Industrial 3D Printing Needs
But there’s much more that goes into a successful installation, particularly for a contract manufacturer.
In addition to considering the equipment itself, contract manufacturers have to consider end-to-end operability — throughout their operations.
At Stratasys Direct’s locations in Belton and Austin, the teams were keen to point out several ways they had adapted their operations to account for the needs of high-volume additive manufacturing.
In the case of multiple system setups, a bigger picture take is necessary.
Two dozen SLS 3D printers in Belton, for instance, have similar needs. Typically, an SLS machine will have a chiller nearby — that’s not the case at Stratasys Direct.
Around 2011, the team had noticed that these chillers required the most maintenance among the systems setup and installed a triple-redundant chilling system to serve every system from one location, requiring one maintenance procedure. The built-in redundancies send an email to maintenance when the system requires attention, including during low power, which is also its own concern.

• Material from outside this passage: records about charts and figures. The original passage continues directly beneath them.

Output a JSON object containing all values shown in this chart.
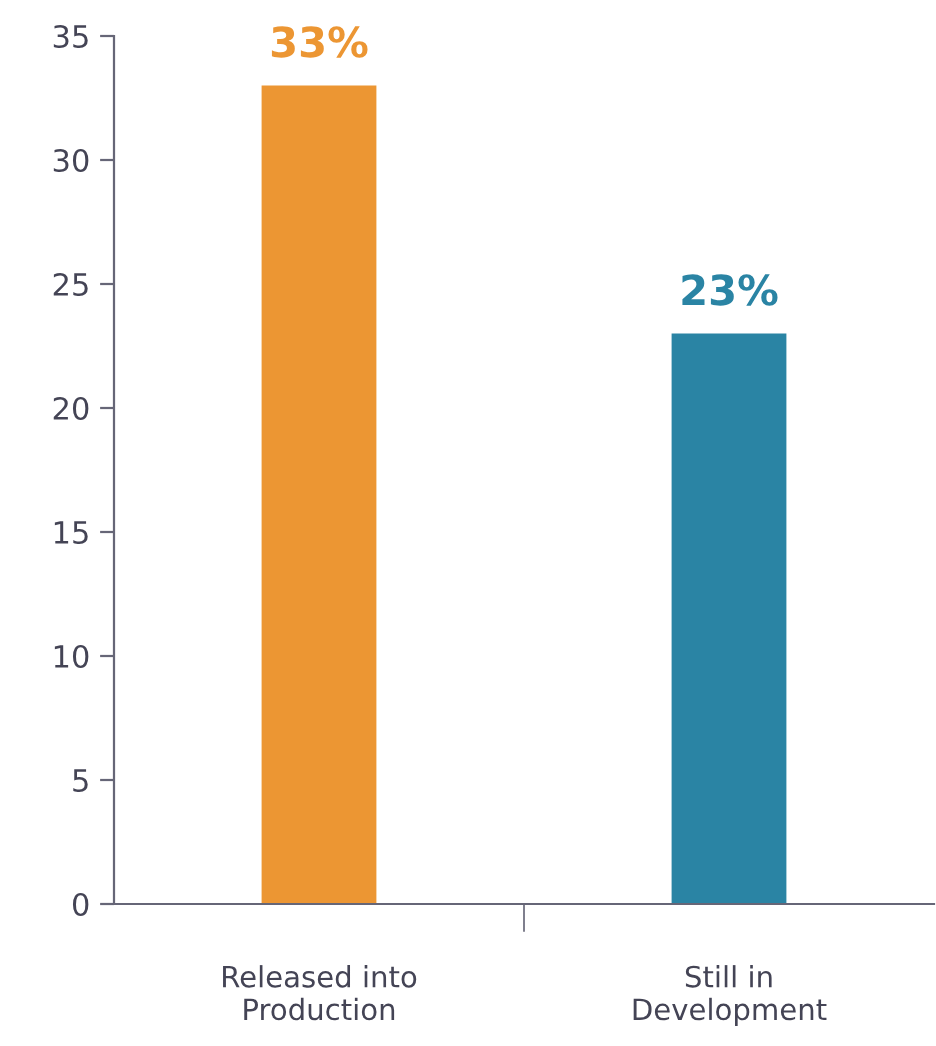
{
  "chart_data": {
    "type": "bar",
    "categories": [
      "Released into\nProduction",
      "Still in\nDevelopment"
    ],
    "values": [
      33,
      23
    ],
    "colors": [
      "#ec9633",
      "#2a84a4"
    ],
    "value_labels": [
      "33%",
      "23%"
    ],
    "ylim": [
      0,
      35
    ],
    "yticks": [
      0,
      5,
      10,
      15,
      20,
      25,
      30,
      35
    ],
    "grid": false,
    "legend": false
  }
}
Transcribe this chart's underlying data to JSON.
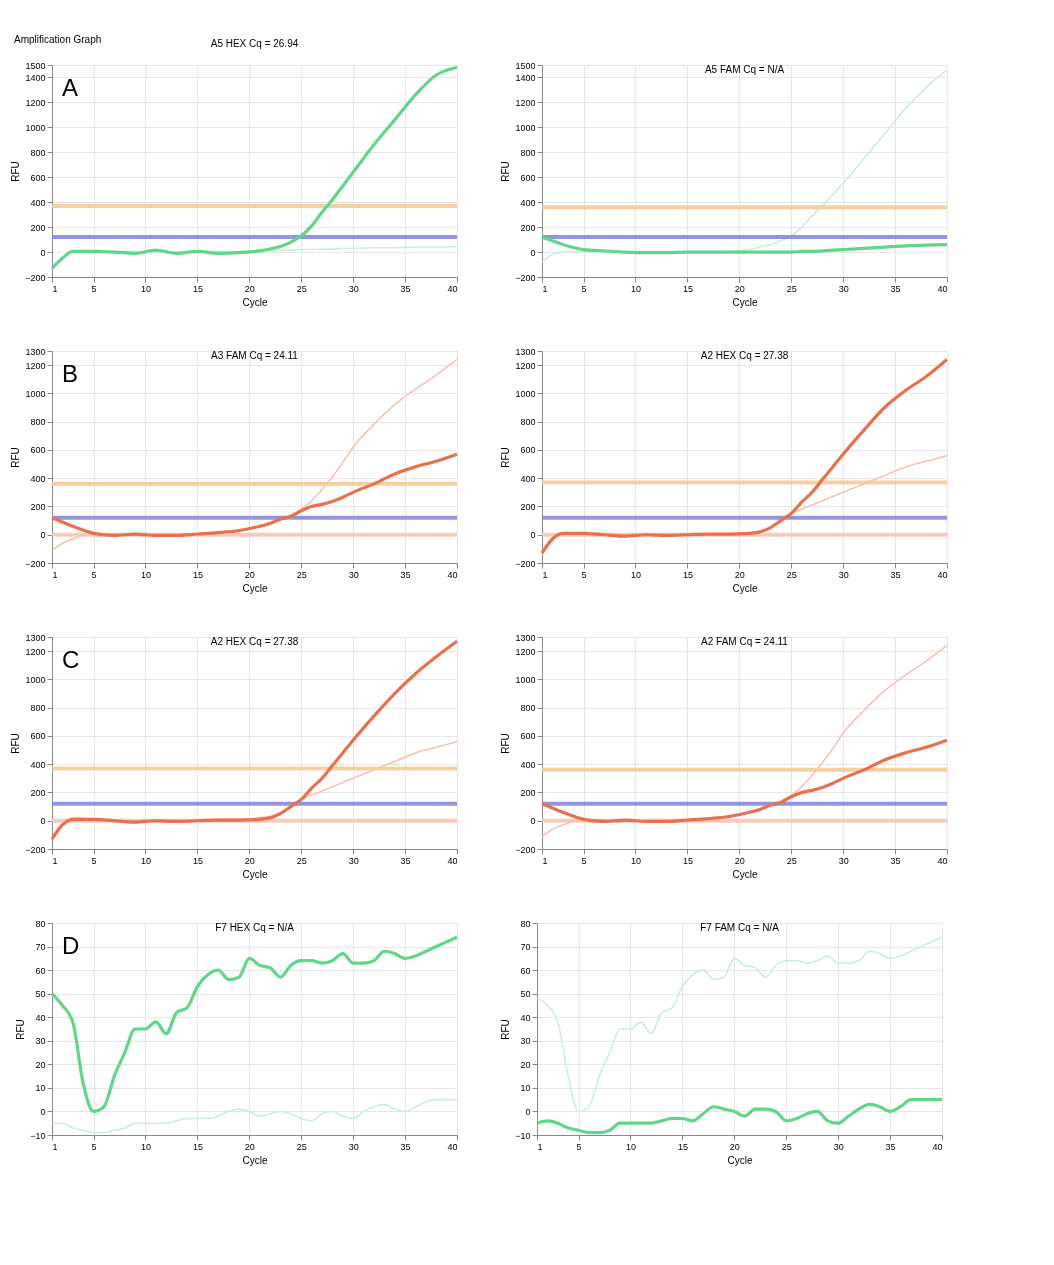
{
  "chart_data": [
    {
      "type": "line",
      "title": "A5 HEX Cq = 26.94",
      "xlabel": "Cycle",
      "ylabel": "RFU",
      "annotations": [
        "Amplification Graph",
        "A"
      ],
      "grid": true,
      "marker": "none",
      "line_style": "solid",
      "x": [
        1,
        2,
        3,
        5,
        7,
        9,
        11,
        13,
        15,
        17,
        19,
        21,
        22,
        23,
        24,
        25,
        26,
        27,
        28,
        29,
        30,
        32,
        34,
        36,
        38,
        40
      ],
      "xlim": [
        1,
        40
      ],
      "xticks": [
        1,
        5,
        10,
        15,
        20,
        25,
        30,
        35,
        40
      ],
      "ylim": [
        -200,
        1500
      ],
      "yticks": [
        -200,
        0,
        200,
        400,
        600,
        800,
        1000,
        1200,
        1400,
        1500
      ],
      "series": [
        {
          "color": "#c9f0d6",
          "values": [
            -130,
            -50,
            0,
            5,
            5,
            5,
            5,
            5,
            5,
            5,
            5,
            10,
            10,
            15,
            15,
            20,
            20,
            25,
            25,
            30,
            30,
            35,
            35,
            40,
            40,
            45
          ]
        },
        {
          "color": "#5fd68a",
          "values": [
            -130,
            -50,
            5,
            5,
            0,
            -10,
            15,
            -10,
            5,
            -10,
            -5,
            10,
            25,
            45,
            80,
            130,
            210,
            320,
            420,
            530,
            640,
            860,
            1060,
            1260,
            1420,
            1480
          ]
        }
      ],
      "ref_lines": [
        {
          "axis": "y",
          "value": 120,
          "color": "#7f82d8"
        },
        {
          "axis": "y",
          "value": 370,
          "color": "#f5c790"
        }
      ]
    },
    {
      "type": "line",
      "title": "A5 FAM Cq = N/A",
      "xlabel": "Cycle",
      "ylabel": "RFU",
      "grid": true,
      "marker": "none",
      "line_style": "solid",
      "x": [
        1,
        2,
        3,
        5,
        7,
        9,
        11,
        13,
        15,
        17,
        19,
        21,
        22,
        23,
        24,
        25,
        26,
        27,
        28,
        29,
        30,
        32,
        34,
        36,
        38,
        40
      ],
      "xlim": [
        1,
        40
      ],
      "xticks": [
        1,
        5,
        10,
        15,
        20,
        25,
        30,
        35,
        40
      ],
      "ylim": [
        -200,
        1500
      ],
      "yticks": [
        -200,
        0,
        200,
        400,
        600,
        800,
        1000,
        1200,
        1400,
        1500
      ],
      "series": [
        {
          "color": "#c9f0d6",
          "values": [
            -80,
            -20,
            0,
            5,
            0,
            -5,
            0,
            0,
            0,
            0,
            5,
            20,
            40,
            60,
            90,
            130,
            200,
            290,
            370,
            460,
            550,
            750,
            950,
            1150,
            1320,
            1460
          ]
        },
        {
          "color": "#5fd68a",
          "values": [
            120,
            90,
            60,
            20,
            10,
            0,
            -5,
            -5,
            0,
            0,
            0,
            0,
            0,
            0,
            0,
            0,
            5,
            5,
            10,
            15,
            20,
            30,
            40,
            50,
            55,
            60
          ]
        }
      ],
      "ref_lines": [
        {
          "axis": "y",
          "value": 120,
          "color": "#7f82d8"
        },
        {
          "axis": "y",
          "value": 360,
          "color": "#f5c790"
        }
      ]
    },
    {
      "type": "line",
      "title": "A3 FAM Cq = 24.11",
      "xlabel": "Cycle",
      "ylabel": "RFU",
      "annotations": [
        "B"
      ],
      "grid": true,
      "marker": "none",
      "line_style": "solid",
      "x": [
        1,
        2,
        3,
        5,
        7,
        9,
        11,
        13,
        15,
        17,
        19,
        21,
        22,
        23,
        24,
        25,
        26,
        27,
        28,
        29,
        30,
        32,
        34,
        36,
        38,
        40
      ],
      "xlim": [
        1,
        40
      ],
      "xticks": [
        1,
        5,
        10,
        15,
        20,
        25,
        30,
        35,
        40
      ],
      "ylim": [
        -200,
        1300
      ],
      "yticks": [
        -200,
        0,
        200,
        400,
        600,
        800,
        1000,
        1200,
        1300
      ],
      "series": [
        {
          "color": "#f6c3b2",
          "values": [
            -110,
            -60,
            -30,
            10,
            0,
            0,
            0,
            0,
            5,
            10,
            25,
            60,
            80,
            110,
            140,
            180,
            240,
            320,
            410,
            510,
            620,
            780,
            920,
            1030,
            1130,
            1240
          ]
        },
        {
          "color": "#e8704a",
          "values": [
            120,
            90,
            60,
            10,
            -5,
            5,
            -5,
            -5,
            5,
            15,
            30,
            60,
            80,
            110,
            130,
            170,
            200,
            215,
            235,
            265,
            300,
            360,
            430,
            480,
            520,
            570
          ]
        }
      ],
      "ref_lines": [
        {
          "axis": "y",
          "value": 0,
          "color": "#f6c3b2"
        },
        {
          "axis": "y",
          "value": 120,
          "color": "#7f82d8"
        },
        {
          "axis": "y",
          "value": 360,
          "color": "#f5c790"
        }
      ]
    },
    {
      "type": "line",
      "title": "A2 HEX Cq = 27.38",
      "xlabel": "Cycle",
      "ylabel": "RFU",
      "grid": true,
      "marker": "none",
      "line_style": "solid",
      "x": [
        1,
        2,
        3,
        5,
        7,
        9,
        11,
        13,
        15,
        17,
        19,
        21,
        22,
        23,
        24,
        25,
        26,
        27,
        28,
        29,
        30,
        32,
        34,
        36,
        38,
        40
      ],
      "xlim": [
        1,
        40
      ],
      "xticks": [
        1,
        5,
        10,
        15,
        20,
        25,
        30,
        35,
        40
      ],
      "ylim": [
        -200,
        1300
      ],
      "yticks": [
        -200,
        0,
        200,
        400,
        600,
        800,
        1000,
        1200,
        1300
      ],
      "series": [
        {
          "color": "#f6c3b2",
          "values": [
            -130,
            -30,
            10,
            10,
            0,
            -10,
            0,
            -5,
            0,
            5,
            5,
            10,
            20,
            50,
            100,
            150,
            180,
            210,
            240,
            270,
            300,
            360,
            420,
            480,
            520,
            560
          ]
        },
        {
          "color": "#e8704a",
          "values": [
            -130,
            -30,
            10,
            10,
            0,
            -10,
            0,
            -5,
            0,
            5,
            5,
            10,
            20,
            50,
            100,
            150,
            230,
            300,
            390,
            480,
            570,
            740,
            900,
            1020,
            1120,
            1240
          ]
        }
      ],
      "ref_lines": [
        {
          "axis": "y",
          "value": 0,
          "color": "#f6c3b2"
        },
        {
          "axis": "y",
          "value": 120,
          "color": "#7f82d8"
        },
        {
          "axis": "y",
          "value": 370,
          "color": "#f5c790"
        }
      ]
    },
    {
      "type": "line",
      "title": "A2 HEX Cq = 27.38",
      "xlabel": "Cycle",
      "ylabel": "RFU",
      "annotations": [
        "C"
      ],
      "grid": true,
      "marker": "none",
      "line_style": "solid",
      "x": [
        1,
        2,
        3,
        5,
        7,
        9,
        11,
        13,
        15,
        17,
        19,
        21,
        22,
        23,
        24,
        25,
        26,
        27,
        28,
        29,
        30,
        32,
        34,
        36,
        38,
        40
      ],
      "xlim": [
        1,
        40
      ],
      "xticks": [
        1,
        5,
        10,
        15,
        20,
        25,
        30,
        35,
        40
      ],
      "ylim": [
        -200,
        1300
      ],
      "yticks": [
        -200,
        0,
        200,
        400,
        600,
        800,
        1000,
        1200,
        1300
      ],
      "series": [
        {
          "color": "#f6c3b2",
          "values": [
            -130,
            -30,
            20,
            10,
            0,
            -10,
            0,
            -5,
            0,
            10,
            10,
            20,
            30,
            60,
            100,
            150,
            180,
            210,
            240,
            270,
            300,
            360,
            420,
            480,
            520,
            560
          ]
        },
        {
          "color": "#e8704a",
          "values": [
            -130,
            -30,
            10,
            10,
            0,
            -10,
            0,
            -5,
            0,
            5,
            5,
            10,
            20,
            50,
            100,
            150,
            230,
            300,
            390,
            480,
            570,
            740,
            900,
            1040,
            1160,
            1270
          ]
        }
      ],
      "ref_lines": [
        {
          "axis": "y",
          "value": 0,
          "color": "#f6c3b2"
        },
        {
          "axis": "y",
          "value": 120,
          "color": "#7f82d8"
        },
        {
          "axis": "y",
          "value": 370,
          "color": "#f5c790"
        }
      ]
    },
    {
      "type": "line",
      "title": "A2 FAM Cq = 24.11",
      "xlabel": "Cycle",
      "ylabel": "RFU",
      "grid": true,
      "marker": "none",
      "line_style": "solid",
      "x": [
        1,
        2,
        3,
        5,
        7,
        9,
        11,
        13,
        15,
        17,
        19,
        21,
        22,
        23,
        24,
        25,
        26,
        27,
        28,
        29,
        30,
        32,
        34,
        36,
        38,
        40
      ],
      "xlim": [
        1,
        40
      ],
      "xticks": [
        1,
        5,
        10,
        15,
        20,
        25,
        30,
        35,
        40
      ],
      "ylim": [
        -200,
        1300
      ],
      "yticks": [
        -200,
        0,
        200,
        400,
        600,
        800,
        1000,
        1200,
        1300
      ],
      "series": [
        {
          "color": "#f6c3b2",
          "values": [
            -110,
            -60,
            -30,
            10,
            0,
            0,
            0,
            0,
            5,
            10,
            25,
            60,
            80,
            110,
            140,
            180,
            240,
            320,
            410,
            510,
            620,
            780,
            920,
            1030,
            1130,
            1240
          ]
        },
        {
          "color": "#e8704a",
          "values": [
            120,
            90,
            60,
            10,
            -5,
            5,
            -5,
            -5,
            5,
            15,
            30,
            60,
            80,
            110,
            130,
            170,
            200,
            215,
            235,
            265,
            300,
            360,
            430,
            480,
            520,
            570
          ]
        }
      ],
      "ref_lines": [
        {
          "axis": "y",
          "value": 0,
          "color": "#f6c3b2"
        },
        {
          "axis": "y",
          "value": 120,
          "color": "#7f82d8"
        },
        {
          "axis": "y",
          "value": 360,
          "color": "#f5c790"
        }
      ]
    },
    {
      "type": "line",
      "title": "F7 HEX Cq = N/A",
      "xlabel": "Cycle",
      "ylabel": "RFU",
      "annotations": [
        "D"
      ],
      "grid": true,
      "marker": "none",
      "line_style": "solid",
      "x": [
        1,
        2,
        3,
        4,
        5,
        6,
        7,
        8,
        9,
        10,
        11,
        12,
        13,
        14,
        15,
        16,
        17,
        18,
        19,
        20,
        21,
        22,
        23,
        24,
        25,
        26,
        27,
        28,
        29,
        30,
        31,
        32,
        33,
        34,
        35,
        36,
        37,
        38,
        39,
        40
      ],
      "xlim": [
        1,
        40
      ],
      "xticks": [
        1,
        5,
        10,
        15,
        20,
        25,
        30,
        35,
        40
      ],
      "ylim": [
        -10,
        80
      ],
      "yticks": [
        -10,
        0,
        10,
        20,
        30,
        40,
        50,
        60,
        70,
        80
      ],
      "series": [
        {
          "color": "#c9f0d6",
          "values": [
            -5,
            -5,
            -7,
            -8,
            -9,
            -9,
            -8,
            -7,
            -5,
            -5,
            -5,
            -5,
            -4,
            -3,
            -3,
            -3,
            -2,
            0,
            1,
            0,
            -2,
            -1,
            0,
            -1,
            -3,
            -4,
            -1,
            0,
            -2,
            -3,
            0,
            2,
            3,
            1,
            0,
            2,
            4,
            5,
            5,
            5
          ]
        },
        {
          "color": "#5fd68a",
          "values": [
            50,
            45,
            38,
            12,
            0,
            2,
            15,
            25,
            35,
            35,
            38,
            33,
            42,
            44,
            53,
            58,
            60,
            56,
            57,
            65,
            62,
            61,
            57,
            62,
            64,
            64,
            63,
            64,
            67,
            63,
            63,
            64,
            68,
            67,
            65,
            66,
            68,
            70,
            72,
            74
          ]
        }
      ]
    },
    {
      "type": "line",
      "title": "F7 FAM Cq = N/A",
      "xlabel": "Cycle",
      "ylabel": "RFU",
      "grid": true,
      "marker": "none",
      "line_style": "solid",
      "x": [
        1,
        2,
        3,
        4,
        5,
        6,
        7,
        8,
        9,
        10,
        11,
        12,
        13,
        14,
        15,
        16,
        17,
        18,
        19,
        20,
        21,
        22,
        23,
        24,
        25,
        26,
        27,
        28,
        29,
        30,
        31,
        32,
        33,
        34,
        35,
        36,
        37,
        38,
        39,
        40
      ],
      "xlim": [
        1,
        40
      ],
      "xticks": [
        1,
        5,
        10,
        15,
        20,
        25,
        30,
        35,
        40
      ],
      "ylim": [
        -10,
        80
      ],
      "yticks": [
        -10,
        0,
        10,
        20,
        30,
        40,
        50,
        60,
        70,
        80
      ],
      "series": [
        {
          "color": "#c9f0d6",
          "values": [
            48,
            45,
            38,
            15,
            0,
            2,
            15,
            25,
            35,
            35,
            38,
            33,
            42,
            44,
            53,
            58,
            60,
            56,
            57,
            65,
            62,
            61,
            57,
            62,
            64,
            64,
            63,
            64,
            66,
            63,
            63,
            64,
            68,
            67,
            65,
            66,
            68,
            70,
            72,
            74
          ]
        },
        {
          "color": "#5fd68a",
          "values": [
            -5,
            -4,
            -5,
            -7,
            -8,
            -9,
            -9,
            -8,
            -5,
            -5,
            -5,
            -5,
            -4,
            -3,
            -3,
            -4,
            -1,
            2,
            1,
            0,
            -2,
            1,
            1,
            0,
            -4,
            -3,
            -1,
            0,
            -4,
            -5,
            -2,
            1,
            3,
            2,
            0,
            2,
            5,
            5,
            5,
            5
          ]
        }
      ]
    }
  ]
}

“When building for aerospace, even a quick blip in power creates a cold zone and makes parts unusable,” Greg Reynolds, Vice President of Additive Manufacturing, Stratasys Direct, explained. “So in 2012 we also installed a UPS [uninterruptible power supply]. This flywheel will carry the entire power for the facility for about 30 seconds; most power outages last around 10 seconds.”
The central chilling and UPS installations were borne of needs in high-volume manufacturing, directly solving observed issues in operations.
Because they work with both polymer and metal systems and materials, there are dozens of physical systems to get to know. These are of course site-dependent; Belton for example is primarily a thermoplastic facility focused more on production, while in Austin more systems are dedicated to metal — though both have both plastic and metal setups. Understanding the ins and outs of each specific machine is critical to ensuring smooth operation.
Uptime is a crucial concern in any manufacturing endeavor, and building up on-site expertise in maintenance needs helps to ensure any delays with individual systems are quickly resolved.
The Belton team is fully trained for 100% maintenance on their 3D Systems units, for instance, ensuring they can consistently deliver to their demanding just-in-time aerospace customers. The team have also created proprietary updates to machines to ensure they get exactly the performance they need. Of course, not all 3D printer OEMs are amenable to tweaks; the deal with EOS involves a close relationship helped by physical Texan proximity that still ensure quick response to maintenance issues.
Post-processing of course also takes up floor space and dedicated focus. The large amounts of powder bed 3D printing done in Belton required a setup that could safely handle air flow, so a full wall where builds are unpacked features a compressed air backflow filtration system.
“This is a negative pressure room to keep powder flowing in one direction, kind of the opposite of a clean room,” Solutions Marketing Manager Lewis Simms said.
Other considerations for installing large-scale 3D printing lines involve issues familiar across manufacturing; think electric requirements, weight of machines, floor space, materials storage, shift rotations, traceability, quality control, shipping.
Seeing the installation setup at Stratasys Direct, though, particularly with the need-driven enhancements built up over the years, reminded me of some of the non-obvious aspects of contract manufacturing that we still need to keep in mind.
A lot more goes into additive manufacturing than just 3D printing.